We investigated whether bacterial lipopolysaccharide (LPS) treatment causes any hyporeactivity in rat vas deferens tissue and also whether vitamin E or sodium selenate has any restorative effect on this possible hyporesponsiveness. LPS treatment attenuated contractions to electrical field stimulation (EFS), phenylephrine, or ATP at the prostatic and epididymal ends. Treatment with the inducible nitric oxide synthase (iNOS) inhibitor aminoguanidine or vitamin E could prevent the impairment in contractile responses of both ends to EFS and phenylephrine but sodium selenate could restore these impaired contractions at only the epididymal end.

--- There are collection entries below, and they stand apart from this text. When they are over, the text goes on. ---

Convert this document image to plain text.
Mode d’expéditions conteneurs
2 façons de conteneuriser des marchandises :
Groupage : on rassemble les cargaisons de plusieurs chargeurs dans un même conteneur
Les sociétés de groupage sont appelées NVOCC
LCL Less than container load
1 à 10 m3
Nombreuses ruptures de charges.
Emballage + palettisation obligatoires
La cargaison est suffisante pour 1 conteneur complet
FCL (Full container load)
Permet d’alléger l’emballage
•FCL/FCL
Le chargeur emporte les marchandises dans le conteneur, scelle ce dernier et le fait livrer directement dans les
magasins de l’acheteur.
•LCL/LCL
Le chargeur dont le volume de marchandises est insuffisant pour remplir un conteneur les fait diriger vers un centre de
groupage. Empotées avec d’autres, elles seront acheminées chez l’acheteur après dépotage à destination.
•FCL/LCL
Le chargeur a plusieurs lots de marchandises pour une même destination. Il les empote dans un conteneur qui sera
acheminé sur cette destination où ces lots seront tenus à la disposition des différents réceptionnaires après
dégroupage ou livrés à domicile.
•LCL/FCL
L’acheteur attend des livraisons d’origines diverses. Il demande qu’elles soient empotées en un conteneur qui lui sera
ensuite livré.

LPS treatment also caused a similar significantly impairment on purinergic or adrenergic component of nerve-evoked contractions in the presence of prazosin or suramin, respectively, and vitamin E or sodium selenate could restored this impairment at both ends. On the other hand, both antioxidant agents failed to restore the impaired ATP-induced contractions in LPS-treated rats at both ends. In conclusion, LPS-treatment caused a hyporeactivity in the rat vas deferens. A possible increased oxidative activity in the vas deferens may be a major reason for the impairment of contractile responses. The restorative effects of vitamin E and/or sodium selenate on this hypocontractility may depend on their antioxidant properties or their inhibitory action on the iNOS.